Hilton Cancun, Mexico
Jerry Adams spat at the images on the television screen, disgust written plain across his face.
‘Sons of bitches!’ he shouted, slamming his fist on the wine table next to him, toppling his champagne flute.
The others in the room hardly noticed his outburst, as they all felt exactly the same way; it was
their
money that was funding this travesty! And now they had been left almost penniless, in a country –
their
country – that had climbed into bed with two age-old enemies!
All of the ten remaining members of the Alumni were gathered together in the Villa Beach Suite of the Hilton Cancun. They had been arriving throughout the morning, and some had already been drinking heavily as they watched the continuous press coverage of the Mutual Defence Treaty signing.
Their lives since New Year had been hell – they had lost their major assets, their business holdings, even money straight from their bank accounts.

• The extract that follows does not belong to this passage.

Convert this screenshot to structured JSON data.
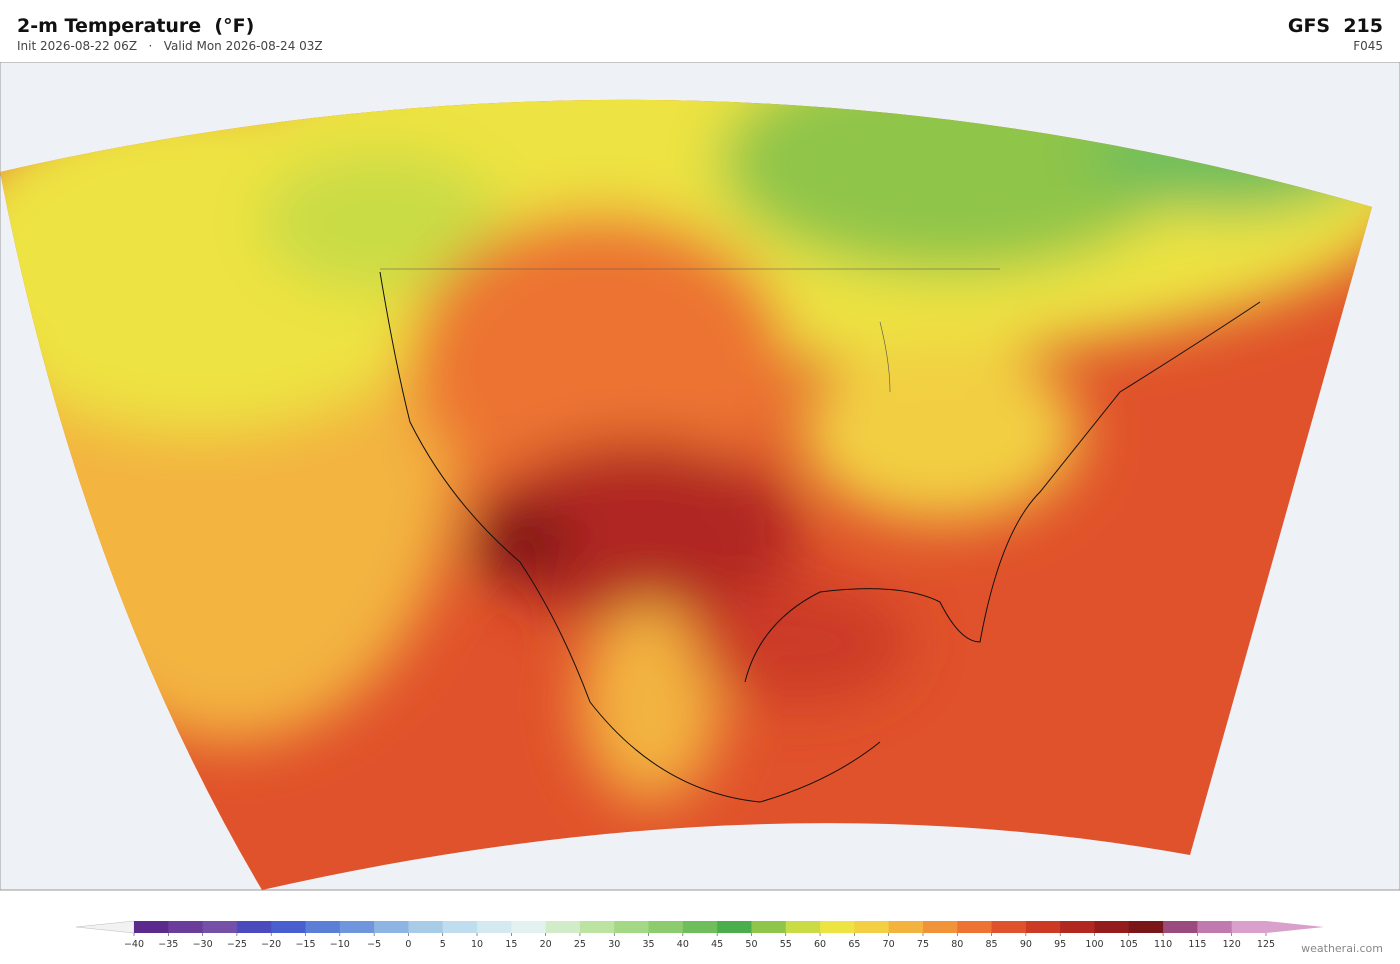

Forced out of their jobs, some had been forced to sell their houses, others their cars.
As nothing was known of their involvement in the recent goings-on, they were still making money on the after-dinner speech circuit, and some had written autobiographies; but the bottom line was that two hundred thousand a year was far, far removed from the billions they used to have, and the tens of billions more they had hoped to get in the very near future.
They had not met, seen or even spoken to each other since that last meeting before Mancini’s failed assassination attempt, but had all agreed to fly to Cancun in order to meet with Charles Hansard.
Nobody in the group knew where Hansard had gone, or how he had escaped detection; all they knew was that he had recently contacted them on their secure communications network, sending an encrypted message for them to travel directly to the Hilton in the famous Mexico beach resort of Cancun.
He had not said what the meeting would be about, but hearing from him after so long had piqued the group’s interest, and they had all come as summoned.
As the hours dragged on, and the TV coverage continued, and the drink finally ran dry, there was just one problem – Vice Admiral Charles Hansard was still nowhere to be seen.